La littérature camerounaise francophone à l’instar de toutes les littératures subsahariennes se donne pour mission de préserver l’identité nationale de toute forme de perdition. Ainsi des écrivains tels que Mongo Béti, Calyxthe Beyala, Eugène Ebodé et tout récemment Djaili Amadou Amal puisent dans leur patrimoine afin de dire le quotidien camerounais et faire revivre l’héritage ancestral.  Les quatre romans de cette dernière représentent une invitation à visiter le Cameroun à travers la sagesse peule des Maroua qu’elle utilise afin de dénoncer les multiples souffrances de la femme camerounaise au sein de la société.

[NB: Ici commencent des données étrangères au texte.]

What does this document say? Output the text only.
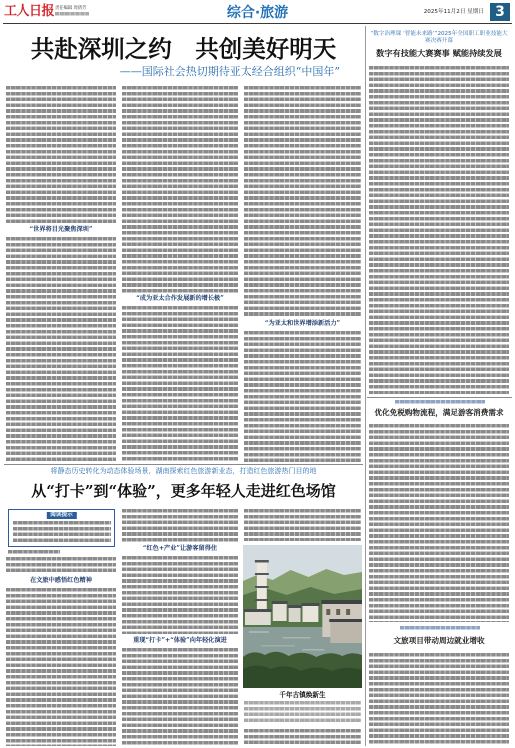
工人日报 责任编辑 周倩芳	综合·旅游	2025年11月2日 星期日 3
共赴深圳之约　共创美好明天
——国际社会热切期待亚太经合组织“中国年”
“世界将目光聚焦深圳”
“成为亚太合作发展新的增长极”
“为亚太和世界增添新活力”
“数字治理课 ‘智能未来路’”2025年全国职工职业技能大赛决赛开幕
数字有技能大赛赛事 赋能持续发展
优化免税购物流程，满足游客消费需求
文旅项目带动周边就业增收
将静态历史转化为动态体验场景，湖南探索红色旅游新业态，打造红色旅游热门目的地
从“打卡”到“体验”，更多年轻人走进红色场馆
阅读提示
在文旅中感悟红色精神
“红色+产业”让游客留得住
重现“打卡”+“体验”向年轻化演进
千年古镇焕新生
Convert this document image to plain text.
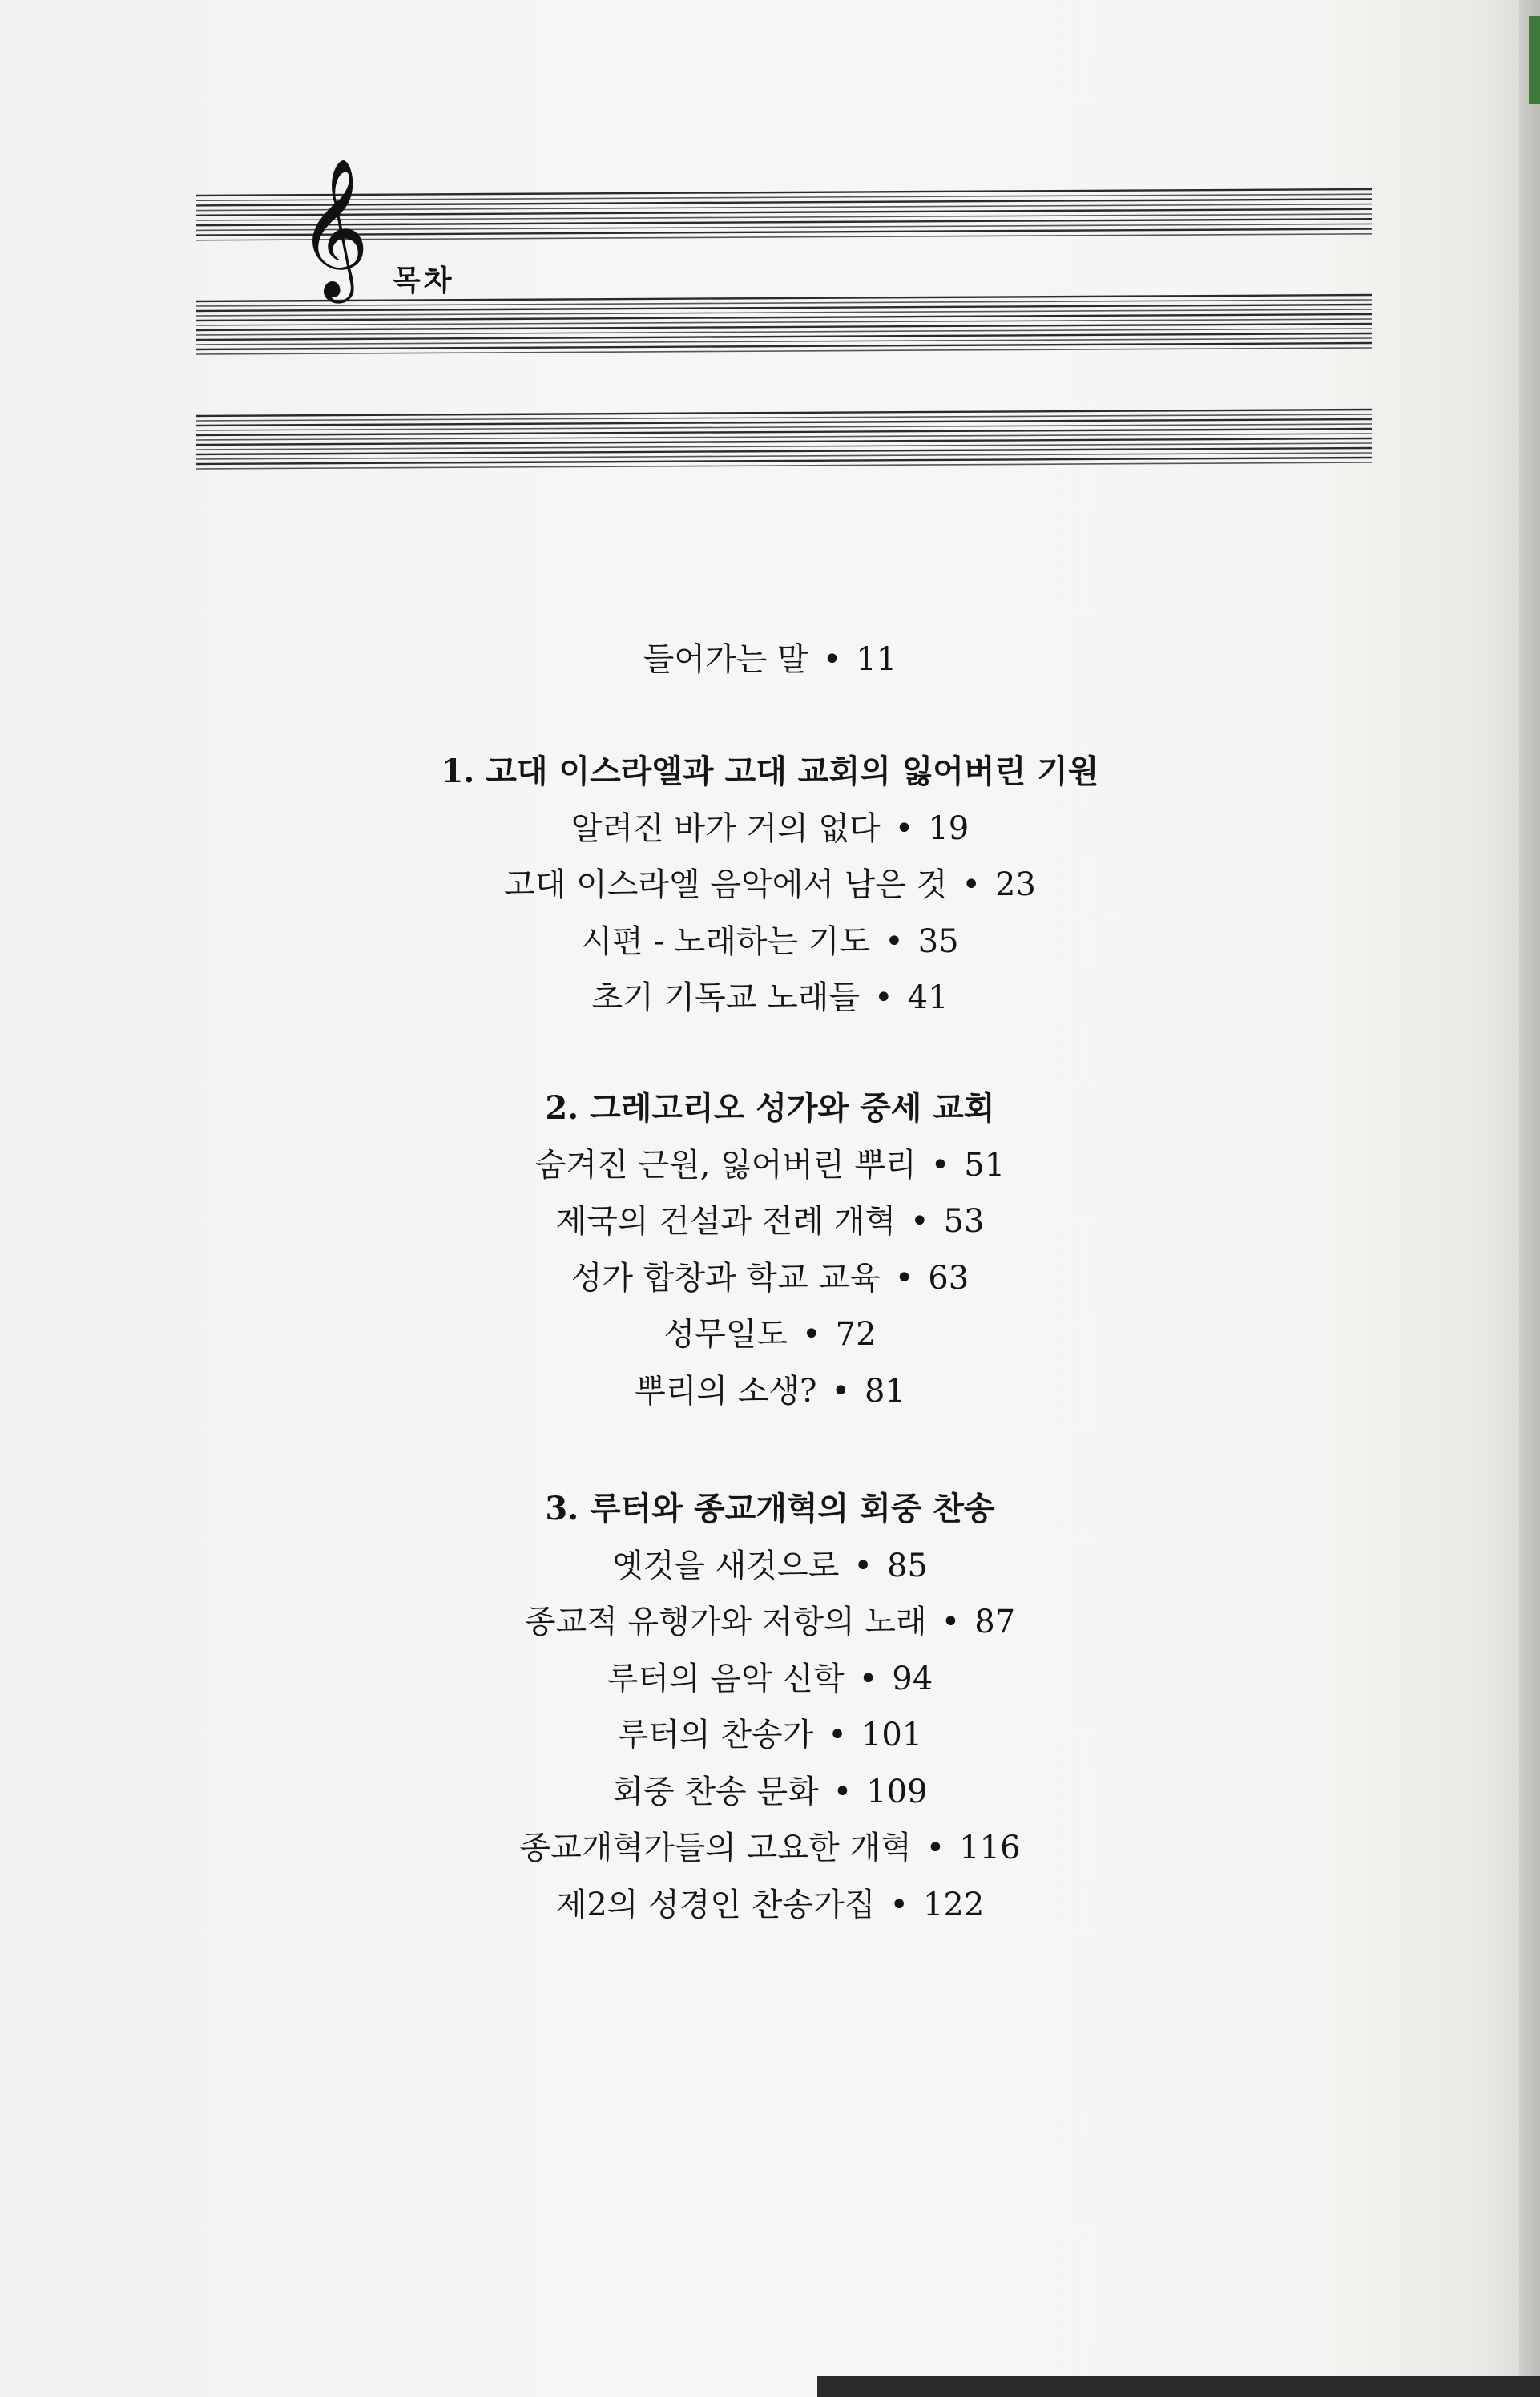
𝄞 목차
들어가는 말 • 11
1. 고대 이스라엘과 고대 교회의 잃어버린 기원
알려진 바가 거의 없다 • 19
고대 이스라엘 음악에서 남은 것 • 23
시편 - 노래하는 기도 • 35
초기 기독교 노래들 • 41
2. 그레고리오 성가와 중세 교회
숨겨진 근원, 잃어버린 뿌리 • 51
제국의 건설과 전례 개혁 • 53
성가 합창과 학교 교육 • 63
성무일도 • 72
뿌리의 소생? • 81
3. 루터와 종교개혁의 회중 찬송
옛것을 새것으로 • 85
종교적 유행가와 저항의 노래 • 87
루터의 음악 신학 • 94
루터의 찬송가 • 101
회중 찬송 문화 • 109
종교개혁가들의 고요한 개혁 • 116
제2의 성경인 찬송가집 • 122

Djaili Amadou Amal a publié son deuxième roman Mistiriijo ; la mangeuse d’âmes en 2013. Ce récit  se présente comme un conte peul qui se déploie sous forme de deux longs chapitres qui s’alternent et qui racontent en même temps le passé et le présent d’une femme camerounaise nommée Aissatou et surnommée Goggo Aissa. Dès le titre la romancière met les lecteurs en contact avec les croyances peules et la langue qui les véhicule ainsi Mistiriijo est un mot peul qui signifie « sorcier » ou un être maléfique qui s’empare de l’âme des enfants. Autrement dit un être doté de « mauvais œil » qui plonge l’enfant dans un état comateux. Notons que Les Peuls sont un peuple établi dans toute l’Afrique de l’ouest.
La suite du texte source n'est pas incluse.